Türk toplumunda ailenin, aile içinde de kadının önemi ve yeri büyüktür. Aile, çağdaş hukuka uygun medeni kanun esaslarına göre kurulmuş ve bu kanunla kadın erkek eşitliği sağlanmıştır.
Kadınların erkekler ile eşit olarak toplum içinde yerlerini almaları toplumsal uzlaşmanın ve uygarlığın bir parçasıdır. Demokrasinin topluma bütün kurallarıyla yerleşebilmesi için kadınlarımıza haklarının verilmesi gerekir. Sosyoekonomik, sosyokültürel, psikolojik, akademik, siyasi ve yasal hakların tümü eşitlik ilkesinin bir parçasıdır.
Bütün bunlara rağmen tarih boyunca sözlü ve fiziksel şiddete en çok maruz kalan kadınlar ve şiddetin başlangıç yeri hep aile. Kadınlar cinsiyetin belirlendiği andan itibaren erkek egemen toplum yasaların geçerli olduğu bir dünyada, erkeklerin dayattıkları cinsiyetçi bir düzen içinde özel yaşamlarında ya da kamusal alanda çeşitli şiddet olayları ile karşı karşıya kalmakta.
Geçmişten günümüze kadına şiddet uygulama erkek otoritesinin dışa vurumunun yasal yollarından biri olarak görülmekte ve bu nedenledir ki yazılı ve yazısız toplumsal kurallarla kadına yönelik şiddete yeterince çözüm üretilmemektedir.
Kadınlarımızın kimliğini ve sınıfını sosyal toplumumuz içinde statülendirmek yerine onlara gereken eşitliği tanımak toplumun huzuru ve refahı için önemlidir. Aksi zihniyete hizmet eden bir toplumda yara hiç bir zaman kapanmaz. Kadının adı yok zihniyetini benimseyen bir toplum her geçen gün yok olmaya mahkûmdur.
İlk Türk devletinde de kadınlar ve erkekler eşit haklara sahipti. Devlet yönetiminde, hakanların yanında hatun adı verilen eşleri söz sahibiydi. Kadınlar ata binip ok atar, top oynar, güreş gibi ağır sporlar yapar ve savaşlara katılırlardı. Namus ve iffete büyük bir önem verilirdi.

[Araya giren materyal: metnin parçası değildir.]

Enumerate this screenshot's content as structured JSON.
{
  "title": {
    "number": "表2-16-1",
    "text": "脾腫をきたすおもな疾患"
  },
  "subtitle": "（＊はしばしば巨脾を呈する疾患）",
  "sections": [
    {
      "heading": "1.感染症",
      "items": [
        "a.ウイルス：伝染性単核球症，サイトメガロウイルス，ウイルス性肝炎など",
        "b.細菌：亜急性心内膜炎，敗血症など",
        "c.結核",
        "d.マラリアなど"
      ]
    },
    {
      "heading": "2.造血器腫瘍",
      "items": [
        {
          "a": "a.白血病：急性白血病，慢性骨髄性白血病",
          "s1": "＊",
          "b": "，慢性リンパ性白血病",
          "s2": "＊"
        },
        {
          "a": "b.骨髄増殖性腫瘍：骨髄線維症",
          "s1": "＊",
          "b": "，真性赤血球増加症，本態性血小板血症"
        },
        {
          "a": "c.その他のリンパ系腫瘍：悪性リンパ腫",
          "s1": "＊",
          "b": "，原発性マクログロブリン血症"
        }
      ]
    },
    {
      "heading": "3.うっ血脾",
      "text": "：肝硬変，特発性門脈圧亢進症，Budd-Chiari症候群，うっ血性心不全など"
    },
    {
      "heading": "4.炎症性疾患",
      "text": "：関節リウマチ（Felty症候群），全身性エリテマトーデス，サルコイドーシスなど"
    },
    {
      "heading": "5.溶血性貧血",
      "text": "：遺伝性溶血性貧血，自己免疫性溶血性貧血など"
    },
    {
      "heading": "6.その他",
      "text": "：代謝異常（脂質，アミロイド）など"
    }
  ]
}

Kadın meselesini ya da cinsiyeti tartışırken bu çağdaş batı ve islam dünyasının yakın tarihinde iz sürmek zorundayız. Çünkü bugünü belirleyen dündür. Kadının tarihten günümüze ciddi bir geçmişi ve kadınların hayatını doğrudan etkileyen dönüşümleri var.
Hızlı değişimin en fazla etkilediği kesim kadınlardır.
Erkeğe güçlü imajı çizilirken, kadın baskı altında tutulur. Böylece hedefleri ve kendince önemliler için savaşacak gücü kendinde bulamaz ve her şeye evet der.
Kadının çaresiz tavrı erkeğin şiddet uygulamasına katkıda bulunur. Buna tanık olan ailenin diğer küçük üyeleri ilk önce inanmama ve inkar, ardından kayıp ve kaygı yaşayarak ebeveynlerin davranışlarını model olarak alırlar ve bu kuşaklar arasında aktarılır. Ve ilerde şiddet uygulayan veya uygulanan bireyler olmak için risk oluştururlar.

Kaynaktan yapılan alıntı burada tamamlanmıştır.